As Daniel said, use the following to test if your node is reachable:

IPFS Check

P.S. I just tested your node with it, and it is reachable, but, it’s through a relay, which makes things inefficient. You should open those two ports, things will work better.

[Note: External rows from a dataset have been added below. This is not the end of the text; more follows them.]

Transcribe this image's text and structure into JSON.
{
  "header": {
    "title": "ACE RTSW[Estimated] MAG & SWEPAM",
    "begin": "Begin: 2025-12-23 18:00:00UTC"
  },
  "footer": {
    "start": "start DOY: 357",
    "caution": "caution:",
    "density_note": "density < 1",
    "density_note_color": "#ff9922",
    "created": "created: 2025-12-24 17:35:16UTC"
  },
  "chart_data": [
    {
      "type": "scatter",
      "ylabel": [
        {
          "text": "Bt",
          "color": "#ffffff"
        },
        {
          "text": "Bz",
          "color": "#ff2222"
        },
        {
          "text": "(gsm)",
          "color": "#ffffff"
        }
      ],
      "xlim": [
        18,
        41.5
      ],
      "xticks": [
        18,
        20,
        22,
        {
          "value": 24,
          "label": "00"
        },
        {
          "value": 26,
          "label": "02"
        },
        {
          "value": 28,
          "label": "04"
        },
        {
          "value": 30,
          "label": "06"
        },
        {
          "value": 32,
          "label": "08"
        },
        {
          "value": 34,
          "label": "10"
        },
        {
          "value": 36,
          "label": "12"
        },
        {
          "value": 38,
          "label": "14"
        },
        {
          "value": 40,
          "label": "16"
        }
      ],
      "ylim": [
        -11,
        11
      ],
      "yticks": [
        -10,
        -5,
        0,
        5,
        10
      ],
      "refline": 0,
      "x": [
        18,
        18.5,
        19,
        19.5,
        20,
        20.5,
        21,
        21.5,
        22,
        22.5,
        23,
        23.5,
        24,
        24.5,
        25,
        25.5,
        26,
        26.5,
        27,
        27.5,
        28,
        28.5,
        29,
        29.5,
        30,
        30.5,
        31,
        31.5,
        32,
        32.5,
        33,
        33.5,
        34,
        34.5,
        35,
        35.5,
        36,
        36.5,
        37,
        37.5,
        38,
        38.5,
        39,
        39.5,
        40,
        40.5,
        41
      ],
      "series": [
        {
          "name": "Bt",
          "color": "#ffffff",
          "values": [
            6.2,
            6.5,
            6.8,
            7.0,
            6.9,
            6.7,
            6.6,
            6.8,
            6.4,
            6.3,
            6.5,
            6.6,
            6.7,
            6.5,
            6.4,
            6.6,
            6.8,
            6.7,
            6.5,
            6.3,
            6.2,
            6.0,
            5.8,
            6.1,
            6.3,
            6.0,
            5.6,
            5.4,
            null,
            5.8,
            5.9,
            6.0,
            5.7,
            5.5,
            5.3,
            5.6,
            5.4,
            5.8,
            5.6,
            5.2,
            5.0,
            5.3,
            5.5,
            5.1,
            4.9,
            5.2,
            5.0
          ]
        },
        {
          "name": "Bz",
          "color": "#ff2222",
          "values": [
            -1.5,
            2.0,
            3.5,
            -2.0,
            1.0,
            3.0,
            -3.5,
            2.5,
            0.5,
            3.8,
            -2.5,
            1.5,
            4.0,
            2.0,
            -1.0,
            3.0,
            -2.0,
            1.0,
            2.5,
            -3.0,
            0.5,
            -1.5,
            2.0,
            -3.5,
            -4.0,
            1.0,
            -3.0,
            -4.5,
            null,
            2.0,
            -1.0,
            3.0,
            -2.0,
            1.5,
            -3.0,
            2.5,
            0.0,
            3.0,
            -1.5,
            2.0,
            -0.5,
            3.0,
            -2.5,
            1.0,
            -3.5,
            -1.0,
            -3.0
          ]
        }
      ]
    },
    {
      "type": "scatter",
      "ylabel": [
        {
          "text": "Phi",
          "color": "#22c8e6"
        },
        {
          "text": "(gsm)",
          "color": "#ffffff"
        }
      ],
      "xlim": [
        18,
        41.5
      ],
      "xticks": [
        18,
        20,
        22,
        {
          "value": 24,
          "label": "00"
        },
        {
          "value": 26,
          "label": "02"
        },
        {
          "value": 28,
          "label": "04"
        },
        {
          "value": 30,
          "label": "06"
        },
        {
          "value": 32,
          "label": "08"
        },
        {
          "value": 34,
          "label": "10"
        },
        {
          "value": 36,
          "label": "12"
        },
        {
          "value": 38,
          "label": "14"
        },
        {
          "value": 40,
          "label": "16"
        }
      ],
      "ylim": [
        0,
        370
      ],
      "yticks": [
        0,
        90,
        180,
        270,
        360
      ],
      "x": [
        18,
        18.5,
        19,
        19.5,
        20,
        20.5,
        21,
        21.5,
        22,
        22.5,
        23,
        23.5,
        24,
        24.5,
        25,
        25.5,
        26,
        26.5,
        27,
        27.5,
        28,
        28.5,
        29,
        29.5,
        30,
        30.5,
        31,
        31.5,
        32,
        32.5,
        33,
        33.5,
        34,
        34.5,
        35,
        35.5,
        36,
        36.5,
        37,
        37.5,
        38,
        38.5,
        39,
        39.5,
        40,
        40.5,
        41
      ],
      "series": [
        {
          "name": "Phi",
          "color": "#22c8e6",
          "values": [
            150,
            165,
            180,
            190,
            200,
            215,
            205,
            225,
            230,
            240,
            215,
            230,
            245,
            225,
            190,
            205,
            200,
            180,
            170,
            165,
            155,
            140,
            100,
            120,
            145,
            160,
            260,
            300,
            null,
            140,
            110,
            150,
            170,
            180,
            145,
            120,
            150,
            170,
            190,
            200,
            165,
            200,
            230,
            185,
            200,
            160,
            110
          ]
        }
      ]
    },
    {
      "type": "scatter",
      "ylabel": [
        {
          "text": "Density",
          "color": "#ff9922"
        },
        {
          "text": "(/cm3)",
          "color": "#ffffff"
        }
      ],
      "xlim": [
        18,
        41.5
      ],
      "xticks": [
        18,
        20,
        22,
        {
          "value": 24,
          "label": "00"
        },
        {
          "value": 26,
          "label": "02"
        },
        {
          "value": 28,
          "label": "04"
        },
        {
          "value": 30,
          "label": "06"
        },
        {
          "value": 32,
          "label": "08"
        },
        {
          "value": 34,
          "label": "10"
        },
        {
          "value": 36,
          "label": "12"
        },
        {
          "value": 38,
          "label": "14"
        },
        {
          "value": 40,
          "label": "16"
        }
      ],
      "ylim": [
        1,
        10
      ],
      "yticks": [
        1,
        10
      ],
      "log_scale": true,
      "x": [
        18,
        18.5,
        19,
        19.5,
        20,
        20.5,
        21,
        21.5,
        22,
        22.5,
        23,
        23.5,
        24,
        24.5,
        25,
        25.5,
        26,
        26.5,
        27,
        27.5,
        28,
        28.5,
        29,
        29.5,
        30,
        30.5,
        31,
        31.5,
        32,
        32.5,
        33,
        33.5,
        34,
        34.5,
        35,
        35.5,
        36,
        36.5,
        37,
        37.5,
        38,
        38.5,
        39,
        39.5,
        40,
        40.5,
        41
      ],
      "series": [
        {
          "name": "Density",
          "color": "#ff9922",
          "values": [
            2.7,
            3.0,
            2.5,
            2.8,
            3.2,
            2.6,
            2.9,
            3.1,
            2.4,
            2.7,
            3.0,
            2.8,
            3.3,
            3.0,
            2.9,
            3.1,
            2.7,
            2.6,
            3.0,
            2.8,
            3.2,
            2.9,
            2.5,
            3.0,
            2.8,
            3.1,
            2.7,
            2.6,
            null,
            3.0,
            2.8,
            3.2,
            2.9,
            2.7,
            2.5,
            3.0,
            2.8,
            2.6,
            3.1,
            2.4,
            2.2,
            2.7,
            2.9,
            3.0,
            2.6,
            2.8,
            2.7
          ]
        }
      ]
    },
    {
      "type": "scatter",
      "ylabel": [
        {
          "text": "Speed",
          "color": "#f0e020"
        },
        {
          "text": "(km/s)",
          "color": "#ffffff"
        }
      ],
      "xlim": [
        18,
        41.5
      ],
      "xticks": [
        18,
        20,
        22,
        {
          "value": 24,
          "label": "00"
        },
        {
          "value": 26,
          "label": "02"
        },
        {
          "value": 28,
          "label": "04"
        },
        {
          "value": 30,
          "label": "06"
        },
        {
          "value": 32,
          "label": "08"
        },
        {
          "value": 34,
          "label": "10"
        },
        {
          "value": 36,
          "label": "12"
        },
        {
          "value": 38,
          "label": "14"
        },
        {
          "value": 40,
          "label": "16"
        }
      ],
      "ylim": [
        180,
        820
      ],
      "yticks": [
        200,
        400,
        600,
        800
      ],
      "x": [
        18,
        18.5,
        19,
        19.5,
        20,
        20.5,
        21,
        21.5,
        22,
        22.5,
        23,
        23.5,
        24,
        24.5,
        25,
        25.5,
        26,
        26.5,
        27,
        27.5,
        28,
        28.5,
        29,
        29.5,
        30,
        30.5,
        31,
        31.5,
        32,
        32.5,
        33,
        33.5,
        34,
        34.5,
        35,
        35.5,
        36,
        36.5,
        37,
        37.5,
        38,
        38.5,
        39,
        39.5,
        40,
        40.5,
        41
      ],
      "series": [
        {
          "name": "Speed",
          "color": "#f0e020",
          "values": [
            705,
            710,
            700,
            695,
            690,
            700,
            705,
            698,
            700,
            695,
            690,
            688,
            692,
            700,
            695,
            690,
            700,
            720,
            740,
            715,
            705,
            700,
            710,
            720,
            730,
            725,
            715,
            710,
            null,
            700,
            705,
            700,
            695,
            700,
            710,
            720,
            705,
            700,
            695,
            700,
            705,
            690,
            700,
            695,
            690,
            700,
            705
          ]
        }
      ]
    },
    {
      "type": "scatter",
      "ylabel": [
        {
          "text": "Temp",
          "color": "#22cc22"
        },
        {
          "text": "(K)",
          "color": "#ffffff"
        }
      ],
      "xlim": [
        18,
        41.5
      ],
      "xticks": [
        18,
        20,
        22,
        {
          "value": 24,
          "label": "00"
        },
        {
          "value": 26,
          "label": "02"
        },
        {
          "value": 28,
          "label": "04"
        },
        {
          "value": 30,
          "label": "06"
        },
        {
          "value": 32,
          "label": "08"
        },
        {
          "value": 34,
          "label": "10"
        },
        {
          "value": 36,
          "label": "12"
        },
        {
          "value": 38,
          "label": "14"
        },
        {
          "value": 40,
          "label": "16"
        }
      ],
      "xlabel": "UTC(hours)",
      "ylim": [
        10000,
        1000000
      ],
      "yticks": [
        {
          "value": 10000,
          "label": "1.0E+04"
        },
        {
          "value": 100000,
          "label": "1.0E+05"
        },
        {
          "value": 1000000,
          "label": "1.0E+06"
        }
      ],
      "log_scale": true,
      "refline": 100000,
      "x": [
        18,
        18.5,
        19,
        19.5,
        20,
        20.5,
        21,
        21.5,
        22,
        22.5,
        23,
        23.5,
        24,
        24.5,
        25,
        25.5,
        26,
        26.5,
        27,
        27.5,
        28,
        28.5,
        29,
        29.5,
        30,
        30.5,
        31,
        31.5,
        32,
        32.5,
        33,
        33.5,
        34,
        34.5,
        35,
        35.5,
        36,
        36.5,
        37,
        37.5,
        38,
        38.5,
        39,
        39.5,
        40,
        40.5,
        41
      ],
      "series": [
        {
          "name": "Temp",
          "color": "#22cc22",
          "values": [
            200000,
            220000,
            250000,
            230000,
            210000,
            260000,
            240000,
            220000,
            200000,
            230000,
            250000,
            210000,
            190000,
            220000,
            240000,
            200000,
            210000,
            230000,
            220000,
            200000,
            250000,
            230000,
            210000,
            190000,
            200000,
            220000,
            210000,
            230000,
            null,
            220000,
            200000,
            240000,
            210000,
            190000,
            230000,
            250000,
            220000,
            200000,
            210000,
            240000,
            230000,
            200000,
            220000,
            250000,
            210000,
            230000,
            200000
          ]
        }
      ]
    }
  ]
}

@danieln and @ylempereur thank you,

for below content my two IPFSs services did not show any provider
ipfs dht findprovs Qma2L7kLniaafUDWRbGhGy22aiHA9qsv6PD8CzZZMipBhj

but it can be retrieved from below link

https://ipfs.io/ipfs/Qma2L7kLniaafUDWRbGhGy22aiHA9qsv6PD8CzZZMipBhj

can you provide any light how and why ?

This could be due to a combination of two things:

• The IPFS node hosting/pinning Qma2L7kLniaafUDWRbGhGy22aiHA9qsv6PD8CzZZMipBhj is not publishing/advertising provider records to the DHT
• The same IPFS node is directly peering with the ipfs.io gateway so that it asks for the content directly over BitSwap (without having to look up the DHT)

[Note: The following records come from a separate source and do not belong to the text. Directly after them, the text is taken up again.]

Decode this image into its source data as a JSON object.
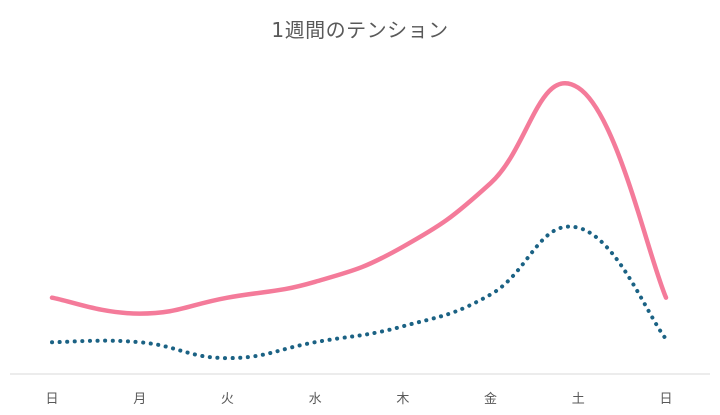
{
  "chart_data": {
    "type": "line",
    "title": "1週間のテンション",
    "categories": [
      "日",
      "月",
      "火",
      "水",
      "木",
      "金",
      "土",
      "日"
    ],
    "ylim": [
      0,
      100
    ],
    "grid": false,
    "legend": "none",
    "series": [
      {
        "color": "#F47B9A",
        "style": "solid",
        "values": [
          24,
          19,
          24,
          29,
          40,
          60,
          90,
          24
        ]
      },
      {
        "color": "#1B6284",
        "style": "dotted",
        "values": [
          10,
          10,
          5,
          10,
          15,
          25,
          46,
          11
        ]
      }
    ]
  }
}
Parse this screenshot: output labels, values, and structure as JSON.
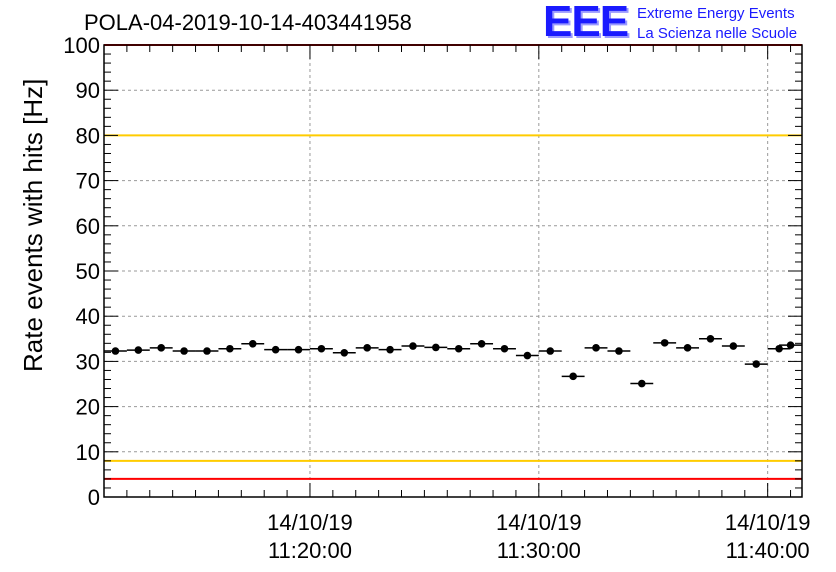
{
  "header": {
    "title": "POLA-04-2019-10-14-403441958",
    "logo": "EEE",
    "logo_line1": "Extreme Energy Events",
    "logo_line2": "La Scienza nelle Scuole"
  },
  "colors": {
    "red_line": "#ff0000",
    "yellow_line": "#ffcc00",
    "logo_blue": "#1a1aff",
    "grid": "#999999",
    "marker": "#000000"
  },
  "chart_data": {
    "type": "scatter",
    "title": "POLA-04-2019-10-14-403441958",
    "ylabel": "Rate events with hits [Hz]",
    "xlabel": "",
    "ylim": [
      0,
      100
    ],
    "xlim": [
      "14/10/19 11:11:00",
      "14/10/19 11:41:30"
    ],
    "yticks": [
      "0",
      "10",
      "20",
      "30",
      "40",
      "50",
      "60",
      "70",
      "80",
      "90",
      "100"
    ],
    "xticks": [
      {
        "date": "14/10/19",
        "time": "11:20:00"
      },
      {
        "date": "14/10/19",
        "time": "11:30:00"
      },
      {
        "date": "14/10/19",
        "time": "11:40:00"
      }
    ],
    "grid": true,
    "reference_lines": [
      {
        "value": 100,
        "color": "red"
      },
      {
        "value": 80,
        "color": "yellow"
      },
      {
        "value": 8,
        "color": "yellow"
      },
      {
        "value": 4,
        "color": "red"
      }
    ],
    "bin_width_s": 60,
    "series": [
      {
        "x": [
          "11:11:30",
          "11:12:30",
          "11:13:30",
          "11:14:30",
          "11:15:30",
          "11:16:30",
          "11:17:30",
          "11:18:30",
          "11:19:30",
          "11:20:30",
          "11:21:30",
          "11:22:30",
          "11:23:30",
          "11:24:30",
          "11:25:30",
          "11:26:30",
          "11:27:30",
          "11:28:30",
          "11:29:30",
          "11:30:30",
          "11:31:30",
          "11:32:30",
          "11:33:30",
          "11:34:30",
          "11:35:30",
          "11:36:30",
          "11:37:30",
          "11:38:30",
          "11:39:30",
          "11:40:30",
          "11:41:00"
        ],
        "y": [
          32.3,
          32.5,
          33.0,
          32.3,
          32.3,
          32.8,
          33.9,
          32.6,
          32.6,
          32.8,
          31.9,
          33.0,
          32.6,
          33.4,
          33.1,
          32.8,
          33.9,
          32.8,
          31.3,
          32.3,
          26.7,
          33.0,
          32.3,
          25.1,
          34.1,
          33.0,
          35.0,
          33.4,
          29.4,
          32.8,
          33.6
        ]
      }
    ]
  }
}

@ylempereur as relay you mean there will be one more hop to reach our IPFS.
and the adresses will look like below

		"/ip4/188.166.36.145/tcp/4001/p2p/12D3KooWAtQymAZZ1KwaTqr1oLSomEb45C6oQQokMLkwjeAhdwYq/p2p-circuit/p2p/12D3KooWFkPkpLWTKDDbE4Dtdknrhj17KTEsduYp4cnS9aYeUuYF",
		"/ip4/188.166.36.145/udp/4001/quic/p2p/12D3KooWAtQymAZZ1KwaTqr1oLSomEb45C6oQQokMLkwjeAhdwYq/p2p-circuit/p2p/12D3KooWFkPkpLWTKDDbE4Dtdknrhj17KTEsduYp4cnS9aYeUuYF",

without relay will look like below:

		"/ip4/my-public-ip/tcp/4001/p2p/12D3KooWFkPkpLWTKDDbE4Dtdknrhj17KTEsduYp4cnS9aYeUuYF",
		"/ip4/my-public-ip/udp/4001/quic/p2p/12D3KooWFkPkpLWTKDDbE4Dtdknrhj17KTEsduYp4cnS9aYeUuYF"

Correct.

Using a relay causes the connection establishment to take a lot longer (using hole punching). Once established, it’s a direct connection and works just as fast as any other, though.

So, if it’s an option to set up port forwarding and poke a hole in the firewall, it’s much better than using a relay. Especially if you are running a server, and not just a client on a personal machine.